From politicians such as Jack Straw, who has visited Iran a number of times, and George Galloway, who had his own show on the Islamist regime’s broadcaster, to the arms dealers who make a packet selling weapons to Tehran – no one cares to remember the victims of Iran’s mullahs when they chomp on chelo kebab with them.

Have no doubt, as the Supereme Leader’s PR machine offers up a cutesy, smiling cleric keen to work with the West, inviting us to see him as no more harmful than the Cookie Monster, deals will be done; oil, gas, and guns will be sold; but not much will change on the ground for Iranians.

Four years ago, people were being shot in the street. Now they are effectively washed from public consciousness in the West as the press focuses on Washington’s preoccupation with nuclear weapons – and yes, by the way: regardless of the charade being played out about whether Rouhani has referred to Israel as a sore, or a wound, or other chronic medical condition, it’s in the interests of both sides to speak to each other – and it won’t be their first time.

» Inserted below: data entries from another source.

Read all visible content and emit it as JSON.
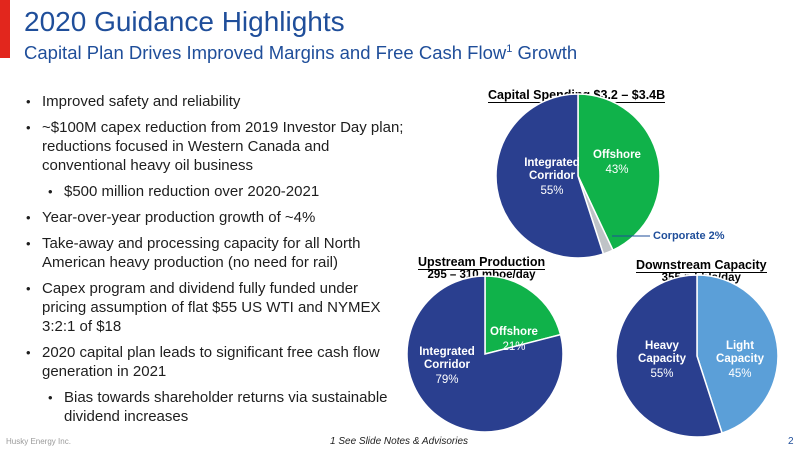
{
  "header": {
    "title": "2020 Guidance Highlights",
    "subtitle": "Capital Plan Drives Improved Margins and Free Cash Flow",
    "subtitle_sup": "1",
    "subtitle_tail": " Growth"
  },
  "bullets": [
    {
      "text": "Improved safety and reliability",
      "level": 1
    },
    {
      "text": "~$100M capex reduction from 2019 Investor Day plan; reductions focused in Western Canada and conventional heavy oil business",
      "level": 1
    },
    {
      "text": "$500 million reduction over 2020-2021",
      "level": 2
    },
    {
      "text": "Year-over-year production growth of ~4%",
      "level": 1
    },
    {
      "text": "Take-away and processing capacity for all North American heavy production (no need for rail)",
      "level": 1
    },
    {
      "text": "Capex program and dividend fully funded under pricing assumption of flat $55 US WTI and NYMEX 3:2:1 of $18",
      "level": 1
    },
    {
      "text": "2020 capital plan leads to significant free cash flow generation in 2021",
      "level": 1
    },
    {
      "text": "Bias towards shareholder returns via sustainable dividend increases",
      "level": 2
    }
  ],
  "colors": {
    "title": "#1f4e9a",
    "accent": "#e2261d",
    "dark_blue": "#2a3f8f",
    "green": "#10b24a",
    "light_blue": "#5b9fd8",
    "grey": "#bfc3c7"
  },
  "chart_data": [
    {
      "type": "pie",
      "title": "Capital Spending $3.2 – $3.4B",
      "subtitle": "",
      "slices": [
        {
          "label": "Offshore",
          "pct_text": "43%",
          "value": 43,
          "color": "#10b24a"
        },
        {
          "label": "Corporate",
          "pct_text": "2%",
          "value": 2,
          "color": "#bfc3c7"
        },
        {
          "label": "Integrated Corridor",
          "pct_text": "55%",
          "value": 55,
          "color": "#2a3f8f"
        }
      ]
    },
    {
      "type": "pie",
      "title": "Upstream Production",
      "subtitle": "295 – 310 mboe/day",
      "slices": [
        {
          "label": "Offshore",
          "pct_text": "21%",
          "value": 21,
          "color": "#10b24a"
        },
        {
          "label": "Integrated Corridor",
          "pct_text": "79%",
          "value": 79,
          "color": "#2a3f8f"
        }
      ]
    },
    {
      "type": "pie",
      "title": "Downstream Capacity",
      "subtitle": "355 mbbls/day",
      "slices": [
        {
          "label": "Light Capacity",
          "pct_text": "45%",
          "value": 45,
          "color": "#5b9fd8"
        },
        {
          "label": "Heavy Capacity",
          "pct_text": "55%",
          "value": 55,
          "color": "#2a3f8f"
        }
      ]
    }
  ],
  "footer": {
    "company": "Husky Energy Inc.",
    "note": "1 See Slide Notes & Advisories",
    "page": "2"
  }
}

When Israelis were selling arms to Iran in the early 1980s during the Iran-Iraq war, Rouhani was the protégé of Ali Akbar Hashemi Rafsanjani, who at that time was head of the Iranian military. So the president may just need to dust down his old contacts book to overcome the nuclear impasse.

“Just how will Iran’s new ruler keep his people’s spirits up?” Newsnight presenter Anita Anand asked chirpily the other night, outlining the concerns of the electorate as if she were talking about Belgium and not an Islamist dictatorship. (People’s desire for freedom of speech, women’s rights and the freeing of political prisoners were not put to this particular henchman of Mr Rouhani, and no member of Iran’s opposition party was invited to contribute an alternative perspective).

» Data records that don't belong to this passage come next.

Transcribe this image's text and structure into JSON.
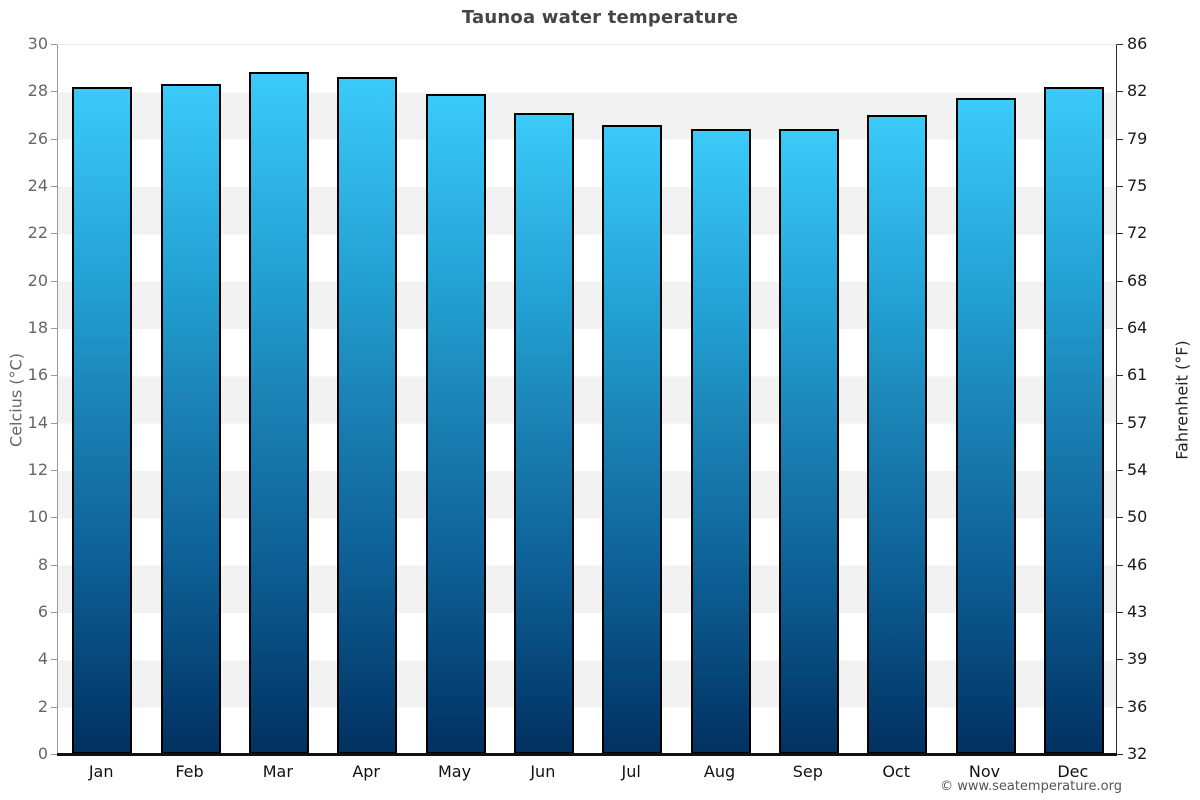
{
  "title": "Taunoa water temperature",
  "footer_credit": "© www.seatemperature.org",
  "axes": {
    "left": {
      "title": "Celcius (°C)"
    },
    "right": {
      "title": "Fahrenheit (°F)"
    }
  },
  "chart_data": {
    "type": "bar",
    "title": "Taunoa water temperature",
    "categories": [
      "Jan",
      "Feb",
      "Mar",
      "Apr",
      "May",
      "Jun",
      "Jul",
      "Aug",
      "Sep",
      "Oct",
      "Nov",
      "Dec"
    ],
    "values": [
      28.2,
      28.3,
      28.8,
      28.6,
      27.9,
      27.1,
      26.6,
      26.4,
      26.4,
      27.0,
      27.7,
      28.2
    ],
    "unit": "°C",
    "ylabel_left": "Celcius (°C)",
    "ylabel_right": "Fahrenheit (°F)",
    "ylim": [
      0,
      30
    ],
    "yticks_celsius": [
      30,
      28,
      26,
      24,
      22,
      20,
      18,
      16,
      14,
      12,
      10,
      8,
      6,
      4,
      2,
      0
    ],
    "yticks_fahrenheit": [
      86,
      82,
      79,
      75,
      72,
      68,
      64,
      61,
      57,
      54,
      50,
      46,
      43,
      39,
      36,
      32
    ],
    "grid": "alternating-horizontal-bands",
    "legend": "none",
    "colors": {
      "bar_top": "#3bcaf9",
      "bar_bottom": "#013161",
      "bar_border": "#000000",
      "band_gray": "#f2f2f2",
      "title_text": "#454545",
      "left_axis_text": "#666666",
      "right_axis_text": "#1a1a1a"
    }
  }
}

Ms Anand’s use of the word ‘ruler’ here was interesting – the president in Iran is known as ‘the President’, not ‘the ruler’. The ruler is ‘the Supreme Leader’. So it was wrong for Newsnight, in the run-up Rouhani’s inauguration, to say that “eight years of Ahmadinejad’s rule is coming to a close” and worse still, to consider what the “new regime” will bring.

What new regime? Indeed, what new president?